THE head of the Niger junta, Abdourahmane Tchiani, has announced his willingness to engage in diplomatic discussion to address the country’s continuing political crisis following a meeting with a team of Islamic clerics from Nigeria.
Tchiani met with a team led by Bala Lau, the national leader of Jam’atul Izalatu Bida Waikamatu Sunnah, during an hours-long session in Niger’s capital, Niamey.
The Islamic scholars traveled to Niger on behalf of Nigerian President Bola Tinubu, who agreed to resolve the conflict.
According to a statement made by Lau today the conversations focused on a variety of problems, including the Economic Community of West African States’ (ECOWAS) demand for the reinstatement of democratically elected President Bazoum.
Tchiani expressed concern that ECOWAS had not heard the junta’s perspective before issuing ultimatums, and emphasized the coup’s intention to thwart a rising threat to both Niger Republic and Nigeria.
Tchiani stated, “Our doors are open to explore diplomacy and peace as a means of resolving the matter.”
He acknowledged the coup’s purpose and apologised for not according proper attention to the delegation previously sent by President Tinubu.
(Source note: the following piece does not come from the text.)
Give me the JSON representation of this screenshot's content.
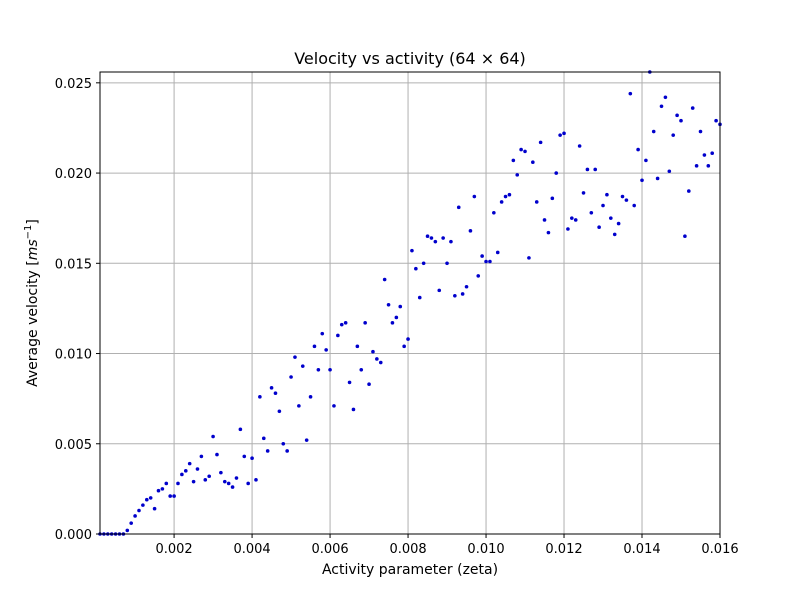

He cited ECOWAS’ ultimatum as a contributing factor to the tensions.
When questioned about the junta’s stance on dialogue, Niger’s prime minister, Ali Mahamane Lamine Zeine, appointed by the junta, stated, “Yes, for sure.
The prime minister went on to call the ECOWAS penalties “an injustice,” arguing that they breached the bloc’s laws.
He expressed optimism that the talks with ECOWAS would result in a resolution lifting the sanctions, and emphasized that the junta was committed to seeking peaceful solutions to the situation.
As diplomatic efforts continue, the entire community waits to see if the junta and ECOWAS can establish an agreement that will lead to regional stability.